Hospital administrators are quick to point out that, to date, there have been no known cases in which a ransomware attack on a healthcare facility has been proven to lead to a patient's death.
"However, there are two well-documented cases that come very close," said Kip Boyle, vCISO, Cyber Risk Opportunities LLC. "The first one was in 2020: An Alabama woman sued her hospital, Springhill Medical Center, which had been the victim of a ransomware attack, after her newborn baby died. The mother said in the case that the hospital didn't tell her that hospital computers were down because of a cyberattack, and subsequently gave her severely diminished care after she delivered her daughter."
"In the other case, also in 2020, the failure of IT systems at a major hospital in Duesseldorf, Germany, resulted in a woman's death after her ambulance had to be diverted to another city when the closest emergency room was shut down due to ransomware attack," Boyle continued. "Since there is no sign of ransomware slowing down anytime soon, it's likely we'll continue to see patient deaths associated with these cyberattacks."

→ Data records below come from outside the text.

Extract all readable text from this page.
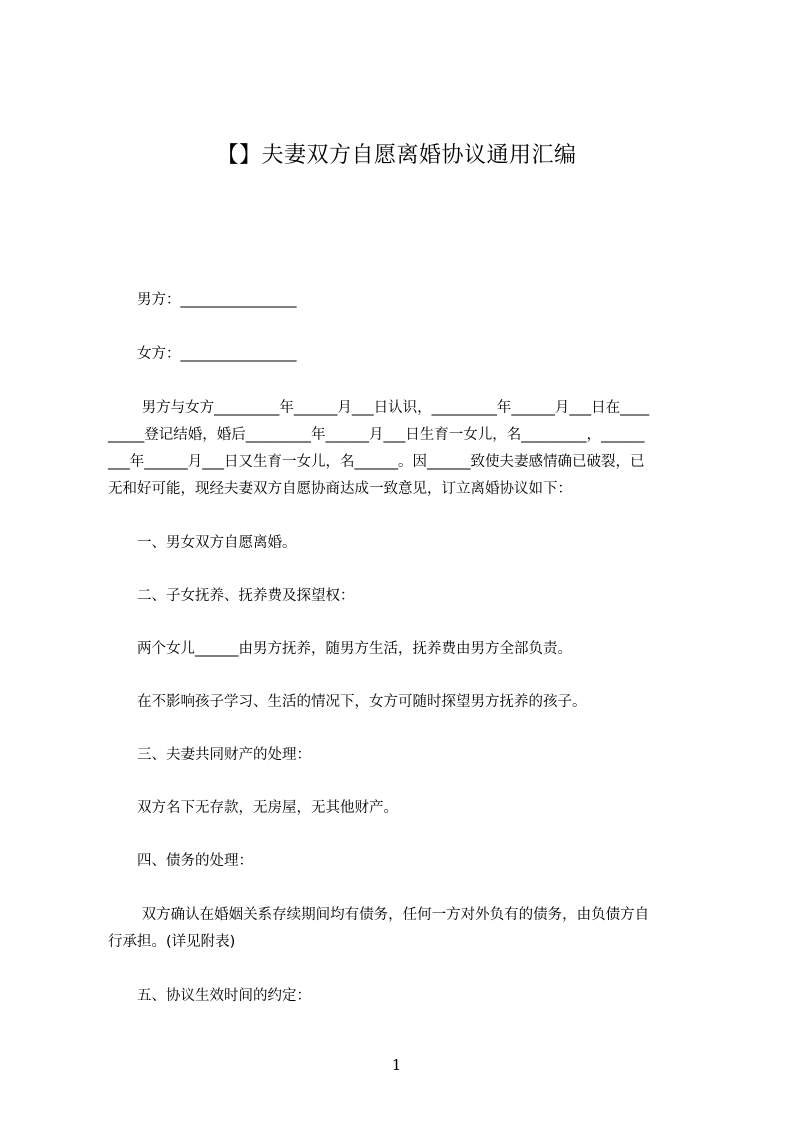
【】夫妻双方自愿离婚协议通用汇编
　　男方：________________
　　女方：________________
　　 男方与女方_________年______月___日认识，_________年______月___日在____
_____登记结婚，婚后_________年______月___日生育一女儿，名_________，______
___年______月___日又生育一女儿，名______。因______致使夫妻感情确已破裂，已
无和好可能，现经夫妻双方自愿协商达成一致意见，订立离婚协议如下：
　　一、男女双方自愿离婚。
　　二、子女抚养、抚养费及探望权：
　　两个女儿______由男方抚养，随男方生活，抚养费由男方全部负责。
　　在不影响孩子学习、生活的情况下，女方可随时探望男方抚养的孩子。
　　三、夫妻共同财产的处理：
　　双方名下无存款，无房屋，无其他财产。
　　四、债务的处理：
　　 双方确认在婚姻关系存续期间均有债务，任何一方对外负有的债务，由负债方自
行承担。(详见附表)
　　五、协议生效时间的约定：
1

Here are some additional comments from experts in the cybersecurity vendor community:
Saeed Abbasi, Manager of Vulnerability and Threat Research at Qualys:
"Implementing blockchain technology in healthcare can enhance data integrity by providing a secure, tamper-evident storage solution for sensitive health records. This approach adds an extra layer of security against unauthorized data alterations. Also, conducting regular, unannounced cybersecurity audits and drills is vital for keeping the system resilient. These proactive measures aid in evaluating the effectiveness of existing security protocols and the preparedness of response teams, ensuring a robust defense against potential cyber threats."
Claude Mandy, Chief Evangelist, Data Security, at Symmetry Systems:
"The challenge for most ordinary doctor's offices is that sensitive information must be shared to protect human lives, however, they don't have the security capabilities to adequately protect this data from unauthorized access or monitor suspicious activity. This information has historically been stored almost everywhere, and for most, they lack Zero Trust capabilities to enforce better authentication before giving access to medical records. As a result, they have historically had no visibility of this information, limited ability to control data access. This has required multiple tools to get some semblance of security, rather than leveraging modern data security capabilities to instantly and accurately identify and inventory all of your data and identities.
Cybercriminals are focused on monetizing access to data through impacts to the availability of lifesaving data, or increasing the threat of releasing sensitive, and sometimes embarrassing, data to the public. Nation-states may take similar tactics to coerce users to perform activities in their interests. Medical records have become obvious targets as a result."
Team Cymru's Monnier added:
"From a threat intel perspective, aside from the usual good advice angle, the key for many of these institutions is to have a solid understanding of what 'normal' looks like on their network. If an intruder gains access to your network and exfiltrates gigabytes of data, you should see it; if not by using exfiltration detection methods like watermarks in documents, at least in knowing that it's odd for a host to suddenly start transiting data at that volume to an off-site location.
Intelligence on their business operations and understanding that baseline, as unexciting as it sounds, really goes a very long way at getting in front of these kinds of incidents. It takes time to exfiltrate data. All of that time could be used on detection."